Regardless, once a dog is born, his/her temperament is pretty much set. Dogs come in all temperaments: from very dominant, to very submissive, and all the shades of gray in between...even within the same litter! Most importantly, all are trainable! But the training methods that work for one, absolutely may not work for another. Dominant dogs need to be kept more ‘in check', and very submissive dogs need to build their confidence.

"But I've had 10 dogs before. None of them ever turned out to have a problem. So why must I be the cause when only this one turned out that way?"

In this kind of situation, training methods may have been perfectly appropriate for the various temperaments of the previous 10 dogs. But one particular dog is clearly not responding to those training techniques. The owner must take a new approach in order to be successful with this dog. All dogs are different, and they require slightly different motivation from their owners.


"Isn't aggression partially genetic?"

No. It isn't. Ask any geneticist to demonstrate the location of the so-called “aggression gene" and s/he will have to admit that no such thing exists. It's a myth or, at best, just a theory.

Psychology defines aggression as "learned behavior". What that means is a dog/person/horse/cat learns, little by little, that increasing forms of assertive or violent behavior has a desirable outcome. (If "aggressive” behavior never pays off, the individual won't continue to do it. But if it has a desirable outcome, the individual will not only continue, but probably escalate the aggression in the future.) If you're having trouble with this, remember: Wolves raised in captivity never learn to hunt and kill on their own. They can't simply be released into the wild. Another wolf must first show them how to kill.
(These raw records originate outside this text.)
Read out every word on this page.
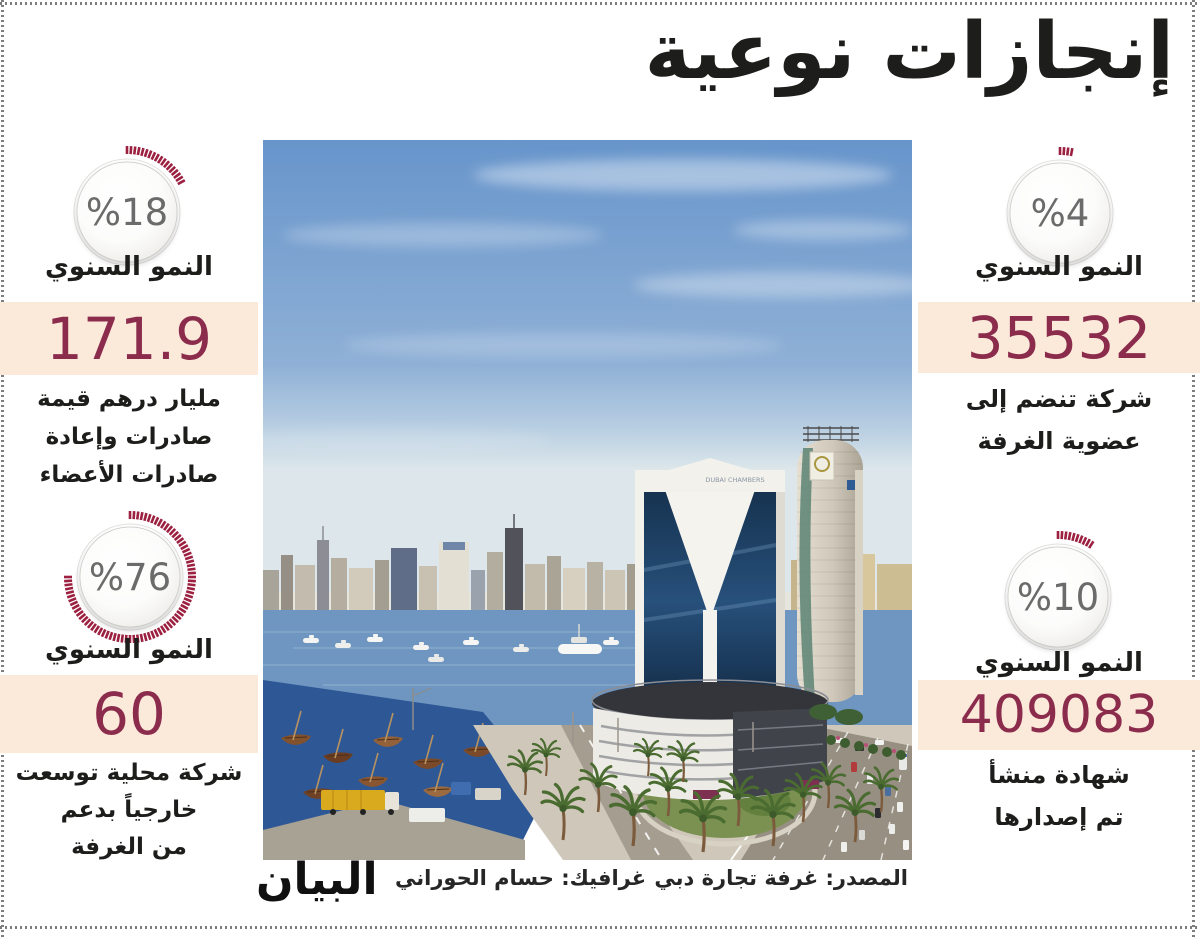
إنجازات نوعية
%18
النمو السنوي
171.9
مليار درهم قيمة
صادرات وإعادة
صادرات الأعضاء
%76
النمو السنوي
60
شركة محلية توسعت
خارجياً بدعم
من الغرفة
%4
النمو السنوي
35532
شركة تنضم إلى
عضوية الغرفة
%10
النمو السنوي
409083
شهادة منشأ
تم إصدارها
DUBAI CHAMBERS
المصدر: غرفة تجارة دبي
غرافيك: حسام الحوراني
البيان
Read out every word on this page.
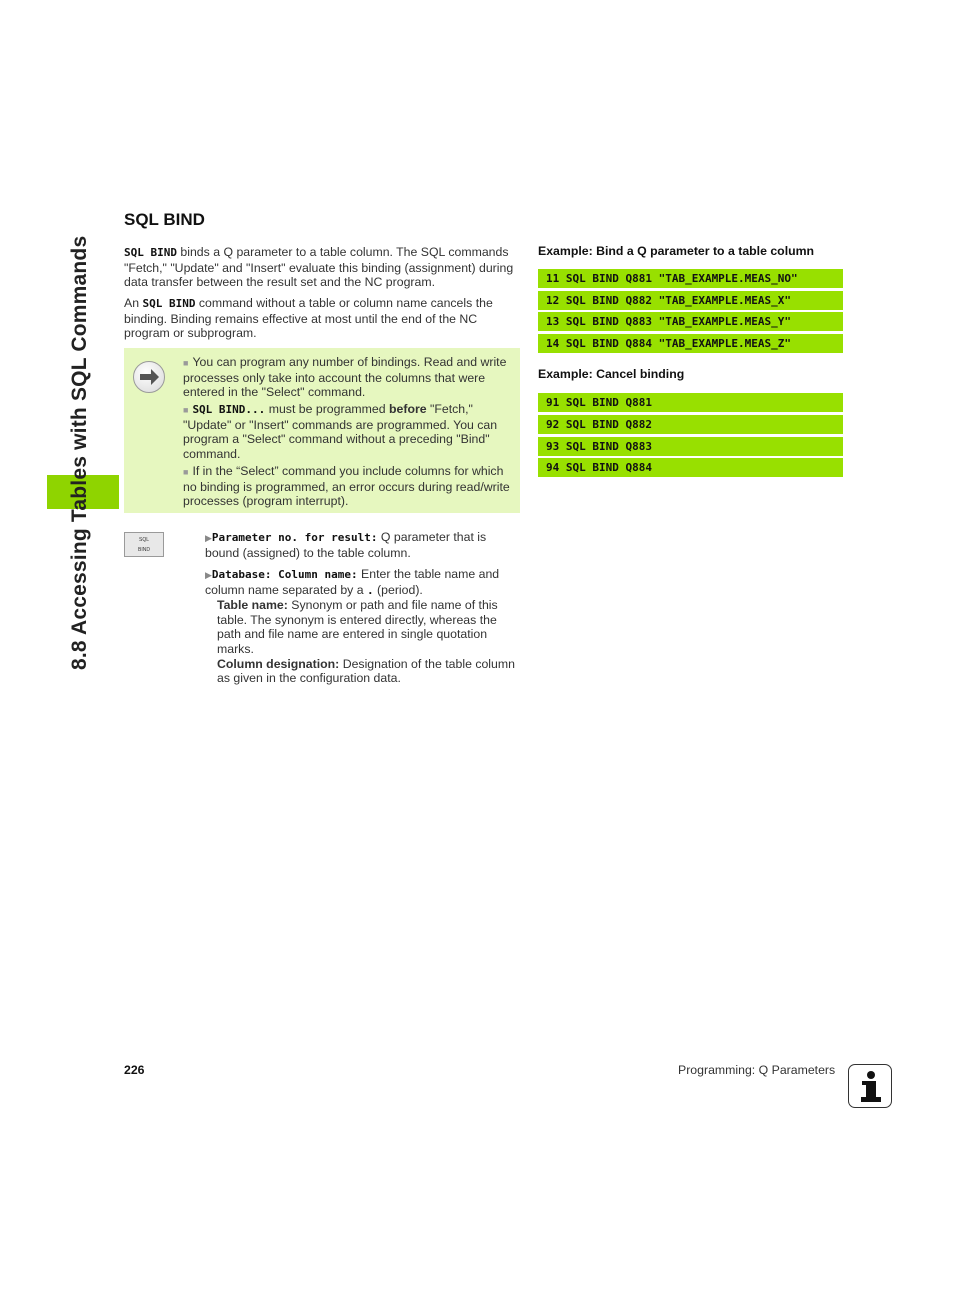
8.8 Accessing Tables with SQL Commands
SQL BIND
SQL BIND binds a Q parameter to a table column. The SQL commands "Fetch," "Update" and "Insert" evaluate this binding (assignment) during data transfer between the result set and the NC program.
An SQL BIND command without a table or column name cancels the binding. Binding remains effective at most until the end of the NC program or subprogram.
■ You can program any number of bindings. Read and write processes only take into account the columns that were entered in the "Select" command.
■ SQL BIND... must be programmed before "Fetch," "Update" or "Insert" commands are programmed. You can program a "Select" command without a preceding "Bind" command.
■ If in the “Select” command you include columns for which no binding is programmed, an error occurs during read/write processes (program interrupt).
SQL
BIND
▶Parameter no. for result: Q parameter that is bound (assigned) to the table column.
▶Database: Column name: Enter the table name and column name separated by a . (period).
Table name: Synonym or path and file name of this table. The synonym is entered directly, whereas the path and file name are entered in single quotation marks.
Column designation: Designation of the table column as given in the configuration data.
Example: Bind a Q parameter to a table column
11 SQL BIND Q881 "TAB_EXAMPLE.MEAS_NO"
12 SQL BIND Q882 "TAB_EXAMPLE.MEAS_X"
13 SQL BIND Q883 "TAB_EXAMPLE.MEAS_Y"
14 SQL BIND Q884 "TAB_EXAMPLE.MEAS_Z"
Example: Cancel binding
91 SQL BIND Q881
92 SQL BIND Q882
93 SQL BIND Q883
94 SQL BIND Q884
226	Programming: Q Parameters
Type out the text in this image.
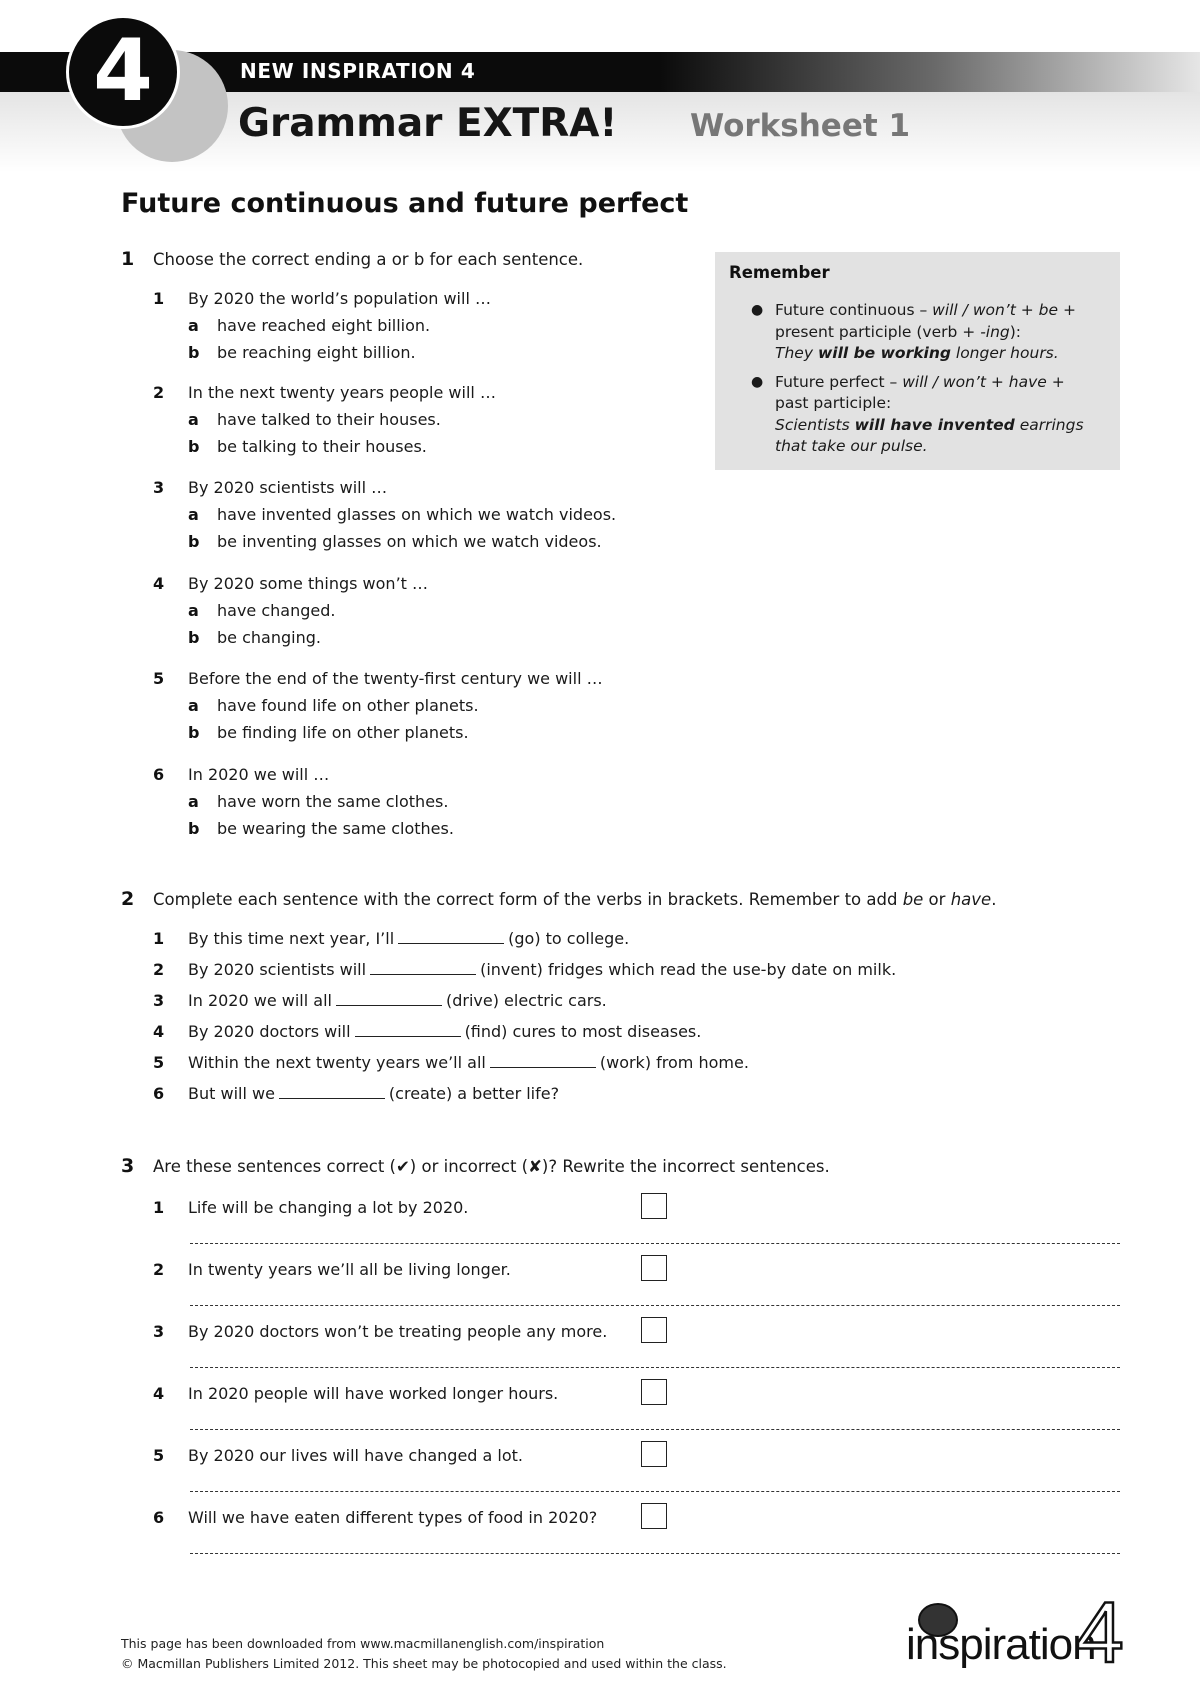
4	NEW INSPIRATION 4
Grammar EXTRA! Worksheet 1
Future continuous and future perfect
1 Choose the correct ending a or b for each sentence.
1 By 2020 the world’s population will …
a have reached eight billion.
b be reaching eight billion.
2 In the next twenty years people will …
a have talked to their houses.
b be talking to their houses.
3 By 2020 scientists will …
a have invented glasses on which we watch videos.
b be inventing glasses on which we watch videos.
4 By 2020 some things won’t …
a have changed.
b be changing.
5 Before the end of the twenty-first century we will …
a have found life on other planets.
b be finding life on other planets.
6 In 2020 we will …
a have worn the same clothes.
b be wearing the same clothes.
Remember
● Future continuous – will / won’t + be +
present participle (verb + -ing):
They will be working longer hours.
● Future perfect – will / won’t + have +
past participle:
Scientists will have invented earrings
that take our pulse.
2 Complete each sentence with the correct form of the verbs in brackets. Remember to add be or have.
1 By this time next year, I’ll	(go) to college.
2 By 2020 scientists will	(invent) fridges which read the use-by date on milk.
3 In 2020 we will all	(drive) electric cars.
4 By 2020 doctors will	(find) cures to most diseases.
5 Within the next twenty years we’ll all	(work) from home.
6 But will we	(create) a better life?
3 Are these sentences correct (✔) or incorrect (✘)? Rewrite the incorrect sentences.
1 Life will be changing a lot by 2020.
2 In twenty years we’ll all be living longer.
3 By 2020 doctors won’t be treating people any more.
4 In 2020 people will have worked longer hours.
5 By 2020 our lives will have changed a lot.
6 Will we have eaten different types of food in 2020?
This page has been downloaded from www.macmillanenglish.com/inspiration
© Macmillan Publishers Limited 2012. This sheet may be photocopied and used within the class.	inspiration
4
For example: A puppy has an instinct to protect its meal. That's perfectly natural. However, one day, the puppy tries out a little growl at his food dish, at which point his owners back away. The puppy just learned that growling works to control his humans. With that new discovery, the puppy continues to use growling as a means of controlling his environment. If his owners ignore the growling the next time, he'll growl more vehemently or even snap. The owners back away again. The puppy just learned that increased growling and biting displays are even more effective. Experienced owners will actively step in to curb such behaviors the first time they witness them. By doing nothing (or the wrong thing) inexperienced owners will inadvertently encourage the inappropriate behaviors, thus (in this case) creating a food-aggressive dog. If left unchecked, those kinds of behaviors will most assuredly escalate, and may even expand to other areas. While it may be a wise move not to disturb an unknown dog while she's sleeping or eating, it is paramount that dog owners teach their own dogs to accept interruption during these activities.

When owners fail to enforce the rules of the home, dogs will usually make up their own. Humans are rarely happy with the rules dogs create for themselves.


Aggression is generally caused by lack of socialization, and is exacerbated by a lack of obedience training.

“But my dog was very friendly, and one day he just started becoming aggressive.”

In the overwhelming majority of cases, a dog's aggression has either been allowed or encouraged by the owner. However, there is substantial anecdotal evidence (although, as yet, unproven) to suggest that a small number of medical conditions may cause sudden aggressive behaviors. These medical conditions are diagnosable, though. If you're a responsible dog owner and doing your work to maintain a well-socialized dog, then your first task is to rule out a medical cause for the sudden aggression by taking the dog to a veterinarian.

If your dog is behaving in a manner you don't like, don't wallow in guilt or blame. Just know there is a solution to each and every problem you may face with your dog, and it is entirely in your hands to solve. Every dog can be trained to be a good canine citizen.